The Danger Posed By The Too-Big-To-Fails via MortgageOrb

By Richard W. Fisher on Friday 13 January 2012 Just as health authorities in the U.S. are waging a campaign against the plague of obesity, banking regulators must do the same with regard to oversized banks that undermine the nation’s financial health and are a potential threat to economic stability.

Aspiring politicians do not have to be part of the Occupy Wall Street movement or be advocates for the Tea Party to recognize that government-assisted bailouts of reckless financial institutions are sociologically and politically offensive; they stand the concept of American social justice on its head.

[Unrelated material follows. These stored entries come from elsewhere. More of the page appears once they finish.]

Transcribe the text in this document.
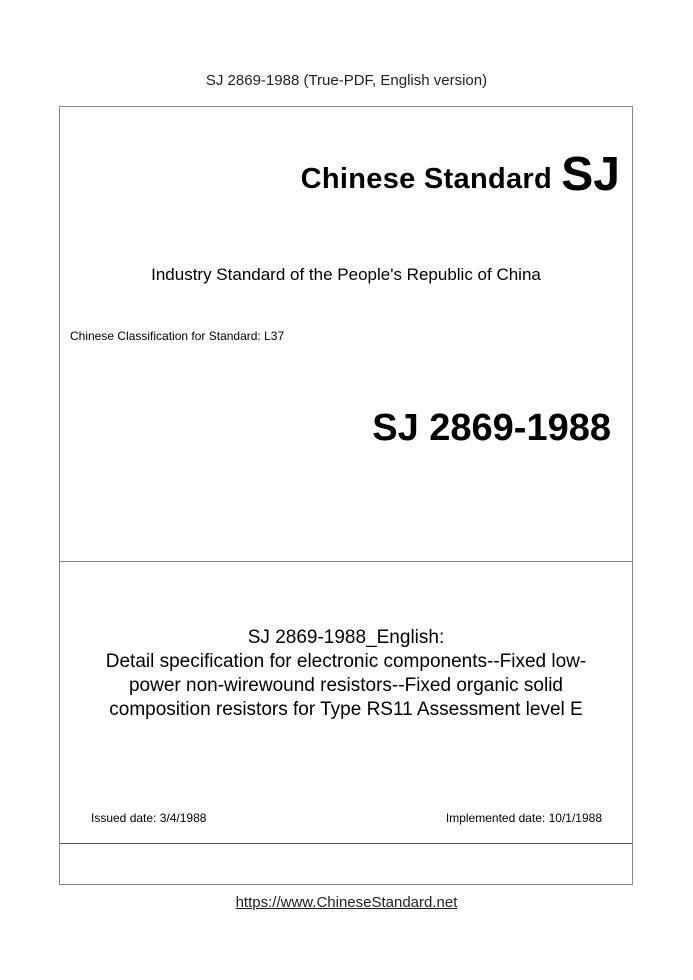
SJ 2869-1988 (True-PDF, English version)
Chinese Standard SJ
Industry Standard of the People's Republic of China
Chinese Classification for Standard: L37
SJ 2869-1988
SJ 2869-1988_English:
Detail specification for electronic components--Fixed low-
power non-wirewound resistors--Fixed organic solid
composition resistors for Type RS11 Assessment level E
Issued date: 3/4/1988	Implemented date: 10/1/1988
https://www.ChineseStandard.net
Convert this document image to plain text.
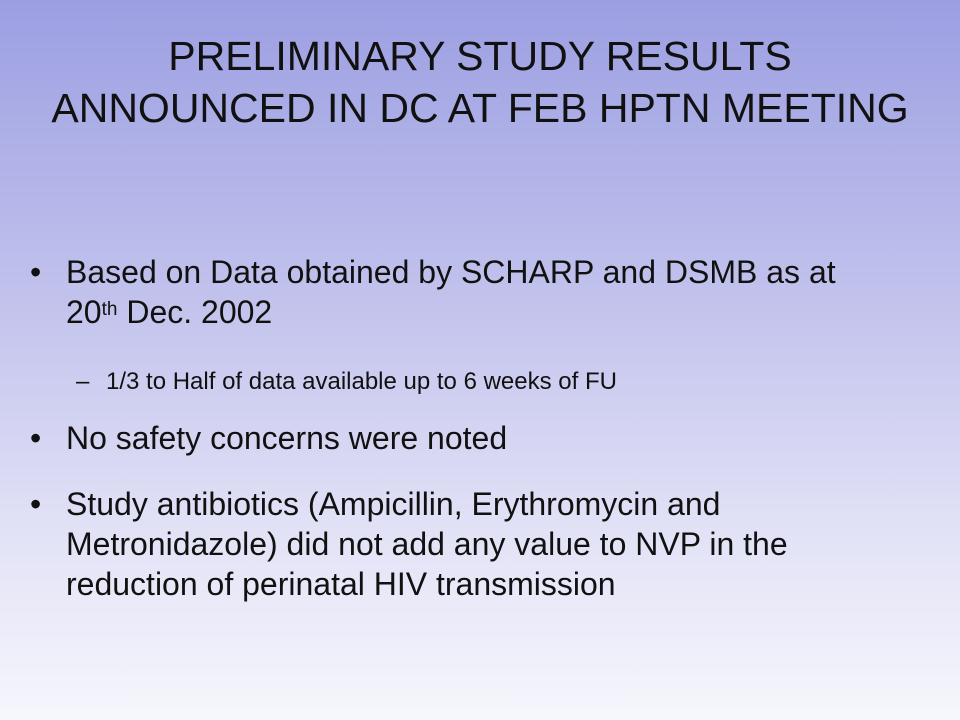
PRELIMINARY STUDY RESULTS ANNOUNCED IN DC AT FEB HPTN MEETING
• Based on Data obtained by SCHARP and DSMB as at 20th Dec. 2002
– 1/3 to Half of data available up to 6 weeks of FU
• No safety concerns were noted
• Study antibiotics (Ampicillin, Erythromycin and Metronidazole) did not add any value to NVP in the reduction of perinatal HIV transmission
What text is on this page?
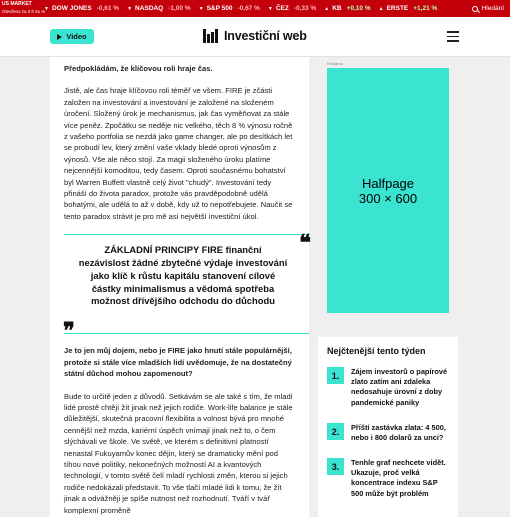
US MARKET
Otevřeno za 3 h 51 m
▼ DOW JONES -0,61 % ▼ NASDAQ -1,00 % ▼ S&P 500 -0,67 % ▼ ČEZ -0,33 % ▲ KB +0,10 % ▲ ERSTE +1,21 %	Hledání
Video	Investiční web

Předpokládám, že klíčovou roli hraje čas.

Jistě, ale čas hraje klíčovou roli téměř ve všem. FIRE je zčásti založen na investování a investování je založené na složeném úročení. Složený úrok je mechanismus, jak čas vyměňovat za stále více peněz. Zpočátku se neděje nic velkého, těch 8 % výnosu ročně z vašeho portfolia se nezdá jako game changer, ale po desítkách let se probudí lev, který změní vaše vklady bledé oproti výnosům z výnosů. Vše ale něco stojí. Za magii složeného úroku platíme nejcennější komoditou, tedy časem. Oproti současnému bohatství byl Warren Buffett vlastně celý život "chudý". Investování tedy přináší do života paradox, protože vás pravděpodobně udělá bohatými, ale udělá to až v době, kdy už to nepotřebujete. Naučit se tento paradox strávit je pro mě asi největší investiční úkol.

❝
ZÁKLADNÍ PRINCIPY FIRE finanční nezávislost žádné zbytečné výdaje investování jako klíč k růstu kapitálu stanovení cílové částky minimalismus a vědomá spotřeba možnost dřívějšího odchodu do důchodu
❞

Je to jen můj dojem, nebo je FIRE jako hnutí stále populárnější, protože si stále více mladších lidí uvědomuje, že na dostatečný státní důchod mohou zapomenout?

Bude to určitě jeden z důvodů. Setkávám se ale také s tím, že mladí lidé prostě chtějí žít jinak než jejich rodiče. Work-life balance je stále důležitější, skutečná pracovní flexibilita a volnost bývá pro mnohé cennější než mzda, kariérní úspěch vnímají jinak než to, o čem slýchávali ve škole. Ve světě, ve kterém s definitivní platností nenastal Fukuyamův konec dějin, který se dramaticky mění pod tíhou nové politiky, nekonečných možností AI a kvantových technologií, v tomto světě čelí mladí rychlosti změn, kterou si jejich rodiče nedokázali představit. To vše tlačí mladé lidi k tomu, že žít jinak a odvážněji je spíše nutnost než rozhodnutí. Tváří v tvář komplexní proměně

Reklama
Halfpage
300 × 600
Nejčtenější tento týden
1.	Zájem investorů o papírové zlato zatím ani zdaleka nedosahuje úrovní z doby pandemické paniky
2.	Příští zastávka zlata: 4 500, nebo i 800 dolarů za unci?
3.	Tenhle graf nechcete vidět. Ukazuje, proč velká koncentrace indexu S&P 500 může být problém
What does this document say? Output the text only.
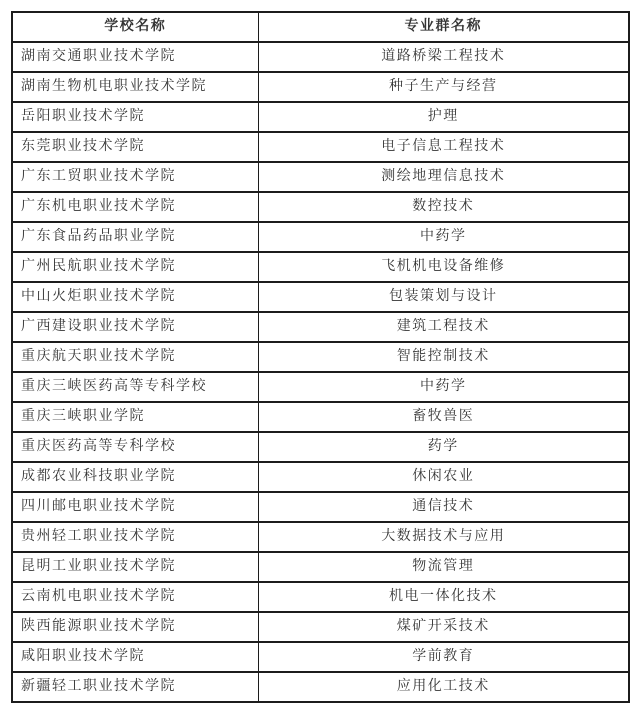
学校名称	专业群名称
湖南交通职业技术学院	道路桥梁工程技术
湖南生物机电职业技术学院	种子生产与经营
岳阳职业技术学院	护理
东莞职业技术学院	电子信息工程技术
广东工贸职业技术学院	测绘地理信息技术
广东机电职业技术学院	数控技术
广东食品药品职业学院	中药学
广州民航职业技术学院	飞机机电设备维修
中山火炬职业技术学院	包装策划与设计
广西建设职业技术学院	建筑工程技术
重庆航天职业技术学院	智能控制技术
重庆三峡医药高等专科学校	中药学
重庆三峡职业学院	畜牧兽医
重庆医药高等专科学校	药学
成都农业科技职业学院	休闲农业
四川邮电职业技术学院	通信技术
贵州轻工职业技术学院	大数据技术与应用
昆明工业职业技术学院	物流管理
云南机电职业技术学院	机电一体化技术
陕西能源职业技术学院	煤矿开采技术
咸阳职业技术学院	学前教育
新疆轻工职业技术学院	应用化工技术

Business school students will understand that bailouts of errant banks are questionable from the standpoint of the efficient workings of capitalism, for they run the risk of institutionalizing a practice that distorts the discipline of the marketplace and interferes with the transmission of monetary policy.

I argue that sustaining too-big-to-fail-ism and maintaining the cocoon of protection of the "systemically important financial institutions" (SIFIs) is counterproductive, expensive and socially questionable. Financial booms and busts are a recurring theme throughout history, and bankers and their regulators suffer from recurring amnesia. They periodically forget the past and all the lessons of history, tuck into some new financial, quick-profit fantasy - like the slicing and dicing and packaging of mortgage financing - and underestimate the risk of growing into unmanageable and unsustainable size, scale and complexity as they overindulge in that new financial fantasy.